This term seems to be associated only with the shake weight product. When we break it down, dynamic means that something is moving or accelerating, where static is just stationary. Inertia is the energy or motion that is created along a straight line without any interference from an external force. So technically, the company is not making any false statements. As a matter of fact, you may have engaged in dynamic inertia in the past by using free weights in a distinct motion and you didn’t even know it.
Dynamic Inertia Put To the Test
This technology was put to the test by Dr Daniel Cipriani, a professor at San Diego State University, which has one of the leading exercise physiology departments in the country. This scientific study monitored muscle activity using EMG monitoring with the shake weight, as compared to using other similar size dumbbells and traditional dumbbell exercises.

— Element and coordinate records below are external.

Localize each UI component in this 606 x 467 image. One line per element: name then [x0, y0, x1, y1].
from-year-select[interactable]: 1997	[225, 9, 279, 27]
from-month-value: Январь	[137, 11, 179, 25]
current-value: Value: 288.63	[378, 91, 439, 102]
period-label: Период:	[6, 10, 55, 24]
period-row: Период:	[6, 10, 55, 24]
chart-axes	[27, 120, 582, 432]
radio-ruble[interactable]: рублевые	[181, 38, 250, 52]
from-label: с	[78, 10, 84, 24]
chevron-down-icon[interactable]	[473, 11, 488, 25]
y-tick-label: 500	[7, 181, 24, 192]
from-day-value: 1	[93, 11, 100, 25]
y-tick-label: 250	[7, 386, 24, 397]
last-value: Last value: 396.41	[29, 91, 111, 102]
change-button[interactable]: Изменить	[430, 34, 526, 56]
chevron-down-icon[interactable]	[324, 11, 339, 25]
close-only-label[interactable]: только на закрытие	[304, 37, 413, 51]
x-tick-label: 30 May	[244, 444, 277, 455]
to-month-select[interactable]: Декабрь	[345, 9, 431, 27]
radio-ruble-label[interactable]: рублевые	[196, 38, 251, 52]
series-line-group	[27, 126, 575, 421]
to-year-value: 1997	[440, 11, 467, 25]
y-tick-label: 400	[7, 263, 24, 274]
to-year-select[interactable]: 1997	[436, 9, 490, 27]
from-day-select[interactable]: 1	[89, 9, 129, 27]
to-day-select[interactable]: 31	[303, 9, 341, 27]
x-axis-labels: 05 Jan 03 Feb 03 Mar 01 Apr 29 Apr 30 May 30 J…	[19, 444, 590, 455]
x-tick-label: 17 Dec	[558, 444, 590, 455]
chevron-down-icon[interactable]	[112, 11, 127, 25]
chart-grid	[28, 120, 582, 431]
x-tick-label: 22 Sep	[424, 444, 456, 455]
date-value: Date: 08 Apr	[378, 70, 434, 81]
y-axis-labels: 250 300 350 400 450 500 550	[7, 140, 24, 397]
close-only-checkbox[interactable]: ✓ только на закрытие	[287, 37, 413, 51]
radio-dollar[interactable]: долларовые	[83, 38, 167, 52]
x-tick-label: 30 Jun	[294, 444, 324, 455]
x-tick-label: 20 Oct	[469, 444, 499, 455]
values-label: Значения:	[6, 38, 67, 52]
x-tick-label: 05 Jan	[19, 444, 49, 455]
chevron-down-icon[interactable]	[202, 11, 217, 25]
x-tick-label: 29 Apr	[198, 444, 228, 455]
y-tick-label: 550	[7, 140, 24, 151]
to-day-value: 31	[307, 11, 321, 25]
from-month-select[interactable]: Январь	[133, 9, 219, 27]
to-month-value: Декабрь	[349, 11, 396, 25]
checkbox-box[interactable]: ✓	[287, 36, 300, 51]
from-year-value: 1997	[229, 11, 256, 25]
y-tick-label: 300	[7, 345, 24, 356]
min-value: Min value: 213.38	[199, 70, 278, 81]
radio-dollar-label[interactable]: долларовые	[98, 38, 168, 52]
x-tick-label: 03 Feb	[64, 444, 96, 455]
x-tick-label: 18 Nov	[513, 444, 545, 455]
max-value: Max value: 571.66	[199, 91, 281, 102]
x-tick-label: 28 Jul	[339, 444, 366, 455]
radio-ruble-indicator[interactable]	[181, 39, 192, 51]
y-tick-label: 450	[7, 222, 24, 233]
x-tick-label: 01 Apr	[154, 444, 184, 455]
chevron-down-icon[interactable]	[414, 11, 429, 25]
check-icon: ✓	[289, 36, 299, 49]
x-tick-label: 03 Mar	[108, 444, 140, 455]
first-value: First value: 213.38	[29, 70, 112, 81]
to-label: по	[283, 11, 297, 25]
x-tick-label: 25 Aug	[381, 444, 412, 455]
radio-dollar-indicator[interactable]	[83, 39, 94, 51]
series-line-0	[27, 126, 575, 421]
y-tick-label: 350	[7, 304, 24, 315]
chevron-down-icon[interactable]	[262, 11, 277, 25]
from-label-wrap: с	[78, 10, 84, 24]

The study revealed that the shake weight outperforms other similar size weights because of the rapid motion and isometric contraction and isolation of the upper body. This unique rapid motion is responsible for muscle fatigue in such a short amount of time.
So Does Dynamic Inertia Work?
Whether you believe in this technology or not and the claims made by the company for increased muscle activity through dynamic inertia, the shake weight product has a huge following.
We haven’t heard the last from the term dynamic Inertia. Is this term just another fancy name given to an exercise piece of equipment? It’s possible, but let’s not pretend that Fitness IQ is the only company doing something like this. Marketing and advertisement firms get paid really well to come up with fancy names, benefits and features. In the end, all that matters is that the product works well and based on the reviews, that doesn’t seem to be a problem.